In 1938, his third season in Boston, Foxx won the MVP Award. That season he hit 50 home runs and drove in a league high 175 runs. His slash line that season was .349/.462/.704/1.166, leading the league in each category. The next season he batted .360 and led the league in on-base percentage, slugging percentage and home runs. Cumulatively, Foxx batted .320 with the Red Sox and is second in franchise history in on-base percentage and slugging percentage behind only Ted Williams.
Number 4 – Joe Cronin
Another retired number, as the Sox retired the number four in honor of Cronin. Cronin spent seven seasons as a full-time player before he started focusing more on managing the club and being limited to mostly pinch-hitting. Despite this role, Cronin batted over .300 with an OPS over .900 each of his first two seasons doing so.
Cronin made five all-star teams with the Red Sox and had two top ten MVP finishes. From 1937-41 he batted over .300 four times, posting a .307/.404/.504/.909 line during that time period. He averaged 19 home runs and 103 runs batted in during that time. He was the Red Sox manager from 1935-47. After, Cronin went on to become general manager, president and treasurer of the team before moving on to the role of American League president.
As a close second, Jackie Jensen deserves a few words. Jensen hit 20+ home runs in each of his first six seasons with the Red Sox, averaging a season of .285 with 26 home runs and 111 RBI. He was the 1958 MVP and won a Gold Glove the following season.
Number 5 – Nomar Garciaparra
During his time in Boston, Nomar was one of the most popular players the franchise had ever seen. Around Fenway Park, around the city, you could hear people yell “Nomaaahhh!” Arguably the greatest shortstop in franchise history, the uniform number five is synonymous with Nomar for an entire generation of fans.
Nomar came up with much fanfare and won the Rookie of the Year in 1997. He hit 30 home runs and led the league in hits that season. In year two, Nomar finished runner-up for the MVP Award. The following two seasons he was batting champion, hitting .357 and .372. Nomar was getting better and better, before an Al Reyes pitch hit him on the wrist, requiring surgery the following season. Nomar was still an excellent player when he came back, but wasn’t quite the same. His averages fell to .310 and .301 his next two full seasons. However, he did hit 52 home runs and drove in 225 runs over those two seasons. He also led the league with an astounding 56 doubles in 2002.

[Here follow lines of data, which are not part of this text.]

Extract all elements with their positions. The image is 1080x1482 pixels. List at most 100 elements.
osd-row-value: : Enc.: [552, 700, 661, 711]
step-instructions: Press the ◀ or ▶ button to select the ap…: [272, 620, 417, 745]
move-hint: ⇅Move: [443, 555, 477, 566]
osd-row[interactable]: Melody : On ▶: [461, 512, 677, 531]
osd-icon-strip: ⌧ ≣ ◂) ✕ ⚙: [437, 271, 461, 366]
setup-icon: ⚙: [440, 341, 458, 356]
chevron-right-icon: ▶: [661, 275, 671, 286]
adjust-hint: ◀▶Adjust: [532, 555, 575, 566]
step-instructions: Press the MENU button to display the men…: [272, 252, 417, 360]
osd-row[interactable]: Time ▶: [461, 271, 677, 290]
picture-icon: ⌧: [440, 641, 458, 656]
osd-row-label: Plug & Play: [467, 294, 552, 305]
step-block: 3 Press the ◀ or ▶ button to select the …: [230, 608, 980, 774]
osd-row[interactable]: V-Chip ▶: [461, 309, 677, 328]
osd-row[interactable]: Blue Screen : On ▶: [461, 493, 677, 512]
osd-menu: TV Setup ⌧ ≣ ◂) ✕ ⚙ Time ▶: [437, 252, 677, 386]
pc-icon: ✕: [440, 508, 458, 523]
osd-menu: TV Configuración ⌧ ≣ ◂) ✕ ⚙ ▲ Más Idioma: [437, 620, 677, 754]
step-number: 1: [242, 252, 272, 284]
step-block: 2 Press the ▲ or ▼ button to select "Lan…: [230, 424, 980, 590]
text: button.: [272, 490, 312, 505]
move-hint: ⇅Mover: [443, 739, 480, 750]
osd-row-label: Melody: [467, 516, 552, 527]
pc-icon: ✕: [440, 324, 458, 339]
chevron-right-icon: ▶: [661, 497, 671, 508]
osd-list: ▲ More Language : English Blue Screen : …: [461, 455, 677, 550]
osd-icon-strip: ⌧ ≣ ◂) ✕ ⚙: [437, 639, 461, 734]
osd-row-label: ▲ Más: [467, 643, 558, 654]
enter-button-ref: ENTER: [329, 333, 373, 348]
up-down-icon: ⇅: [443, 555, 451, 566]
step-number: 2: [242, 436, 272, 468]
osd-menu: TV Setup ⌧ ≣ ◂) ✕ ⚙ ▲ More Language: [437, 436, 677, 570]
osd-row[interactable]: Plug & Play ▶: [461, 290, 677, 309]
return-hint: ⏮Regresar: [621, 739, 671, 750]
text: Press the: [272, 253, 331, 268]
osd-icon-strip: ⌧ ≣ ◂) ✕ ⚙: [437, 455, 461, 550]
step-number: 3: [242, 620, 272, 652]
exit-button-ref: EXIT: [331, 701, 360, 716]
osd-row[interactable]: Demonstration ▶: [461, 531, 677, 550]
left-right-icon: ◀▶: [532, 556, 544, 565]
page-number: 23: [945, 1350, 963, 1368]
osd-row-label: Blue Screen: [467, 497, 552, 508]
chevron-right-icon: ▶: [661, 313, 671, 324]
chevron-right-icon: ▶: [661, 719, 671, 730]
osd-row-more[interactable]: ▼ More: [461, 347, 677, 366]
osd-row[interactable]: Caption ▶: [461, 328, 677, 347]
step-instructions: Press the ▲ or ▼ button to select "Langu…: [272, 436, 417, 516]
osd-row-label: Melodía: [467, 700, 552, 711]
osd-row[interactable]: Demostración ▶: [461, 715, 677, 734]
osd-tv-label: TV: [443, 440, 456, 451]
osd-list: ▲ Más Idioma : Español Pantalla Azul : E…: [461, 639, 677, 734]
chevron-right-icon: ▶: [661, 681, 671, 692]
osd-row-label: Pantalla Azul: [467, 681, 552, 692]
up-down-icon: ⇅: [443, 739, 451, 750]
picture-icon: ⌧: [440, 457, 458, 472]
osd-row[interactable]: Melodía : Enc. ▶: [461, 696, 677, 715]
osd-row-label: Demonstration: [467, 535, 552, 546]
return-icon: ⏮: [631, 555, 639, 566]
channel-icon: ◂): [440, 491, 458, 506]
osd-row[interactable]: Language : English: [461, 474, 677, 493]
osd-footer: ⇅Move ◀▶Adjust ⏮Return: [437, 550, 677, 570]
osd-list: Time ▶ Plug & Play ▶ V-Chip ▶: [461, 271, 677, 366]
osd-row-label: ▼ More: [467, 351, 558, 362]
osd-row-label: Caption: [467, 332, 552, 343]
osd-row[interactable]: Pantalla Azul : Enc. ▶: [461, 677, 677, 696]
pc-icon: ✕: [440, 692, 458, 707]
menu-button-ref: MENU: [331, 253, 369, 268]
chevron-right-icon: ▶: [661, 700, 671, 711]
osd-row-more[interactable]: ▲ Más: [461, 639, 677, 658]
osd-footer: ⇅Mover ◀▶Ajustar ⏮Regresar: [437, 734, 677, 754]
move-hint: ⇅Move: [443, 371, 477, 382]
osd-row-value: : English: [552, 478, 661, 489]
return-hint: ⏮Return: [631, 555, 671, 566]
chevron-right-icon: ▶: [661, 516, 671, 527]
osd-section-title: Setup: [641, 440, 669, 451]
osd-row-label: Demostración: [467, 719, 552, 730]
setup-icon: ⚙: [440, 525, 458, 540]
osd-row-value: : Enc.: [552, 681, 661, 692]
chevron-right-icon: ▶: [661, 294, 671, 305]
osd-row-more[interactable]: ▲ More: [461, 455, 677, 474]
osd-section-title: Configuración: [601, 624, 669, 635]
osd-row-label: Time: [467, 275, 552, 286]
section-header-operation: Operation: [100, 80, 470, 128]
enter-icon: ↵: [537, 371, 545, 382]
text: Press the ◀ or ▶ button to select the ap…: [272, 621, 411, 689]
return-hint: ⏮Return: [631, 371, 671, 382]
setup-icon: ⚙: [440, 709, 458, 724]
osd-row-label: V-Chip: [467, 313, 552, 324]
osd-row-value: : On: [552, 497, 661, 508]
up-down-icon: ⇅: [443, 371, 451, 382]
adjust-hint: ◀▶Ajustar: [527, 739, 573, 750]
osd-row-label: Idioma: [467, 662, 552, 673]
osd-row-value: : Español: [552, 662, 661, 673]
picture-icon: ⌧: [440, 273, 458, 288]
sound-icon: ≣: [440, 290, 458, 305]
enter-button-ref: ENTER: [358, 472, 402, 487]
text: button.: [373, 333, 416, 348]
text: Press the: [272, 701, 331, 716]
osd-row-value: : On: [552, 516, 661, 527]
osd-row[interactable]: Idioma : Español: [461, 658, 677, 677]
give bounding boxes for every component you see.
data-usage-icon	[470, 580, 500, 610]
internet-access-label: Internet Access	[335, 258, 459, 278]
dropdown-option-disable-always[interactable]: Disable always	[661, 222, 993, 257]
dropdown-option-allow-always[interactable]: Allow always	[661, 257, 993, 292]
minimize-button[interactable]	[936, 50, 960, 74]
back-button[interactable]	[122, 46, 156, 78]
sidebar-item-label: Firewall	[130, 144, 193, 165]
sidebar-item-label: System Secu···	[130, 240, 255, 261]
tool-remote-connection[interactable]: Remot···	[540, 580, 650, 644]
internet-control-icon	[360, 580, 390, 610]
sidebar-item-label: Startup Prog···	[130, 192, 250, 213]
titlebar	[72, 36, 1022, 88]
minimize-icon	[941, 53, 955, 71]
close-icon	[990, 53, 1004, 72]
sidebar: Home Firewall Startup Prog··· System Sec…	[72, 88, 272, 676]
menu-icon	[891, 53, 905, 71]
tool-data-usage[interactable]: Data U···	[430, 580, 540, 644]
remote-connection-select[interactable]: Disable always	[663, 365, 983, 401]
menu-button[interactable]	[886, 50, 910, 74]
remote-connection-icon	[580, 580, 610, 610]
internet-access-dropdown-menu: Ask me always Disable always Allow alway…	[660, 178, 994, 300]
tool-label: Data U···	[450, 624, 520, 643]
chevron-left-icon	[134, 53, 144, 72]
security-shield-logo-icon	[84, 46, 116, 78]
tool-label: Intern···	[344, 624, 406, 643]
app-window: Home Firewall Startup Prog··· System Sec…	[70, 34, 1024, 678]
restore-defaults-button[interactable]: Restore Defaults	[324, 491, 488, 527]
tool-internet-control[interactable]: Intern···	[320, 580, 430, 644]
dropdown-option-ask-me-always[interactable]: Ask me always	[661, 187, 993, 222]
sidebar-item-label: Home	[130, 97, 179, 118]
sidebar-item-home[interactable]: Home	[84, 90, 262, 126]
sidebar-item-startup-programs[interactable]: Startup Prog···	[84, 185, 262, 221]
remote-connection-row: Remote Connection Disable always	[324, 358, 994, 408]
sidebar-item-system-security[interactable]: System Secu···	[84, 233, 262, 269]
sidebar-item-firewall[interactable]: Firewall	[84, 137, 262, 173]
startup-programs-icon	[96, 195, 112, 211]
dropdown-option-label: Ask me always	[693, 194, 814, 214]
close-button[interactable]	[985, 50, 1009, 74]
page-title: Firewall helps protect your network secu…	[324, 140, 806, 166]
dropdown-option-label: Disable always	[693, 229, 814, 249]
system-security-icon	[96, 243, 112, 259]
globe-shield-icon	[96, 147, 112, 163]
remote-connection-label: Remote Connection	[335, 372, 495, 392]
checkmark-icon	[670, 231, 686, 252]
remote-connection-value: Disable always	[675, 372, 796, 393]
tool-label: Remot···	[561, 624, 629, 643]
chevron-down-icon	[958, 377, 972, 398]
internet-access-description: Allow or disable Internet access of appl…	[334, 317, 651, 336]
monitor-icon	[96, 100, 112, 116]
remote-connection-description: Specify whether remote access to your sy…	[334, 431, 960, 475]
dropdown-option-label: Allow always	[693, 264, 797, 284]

Things didn’t end on the best terms in Boston for Nomar, but he should be remembered for what he did with the team and for how much the fans loved him. He batted .323 with a .923 OPS during his time in Boston. Nomar hit 50 doubles twice and eclipsed 40 two other seasons. In his six full seasons with the Sox, Nomar hit over 20 home runs in all six. He is truly a Red Sox legend.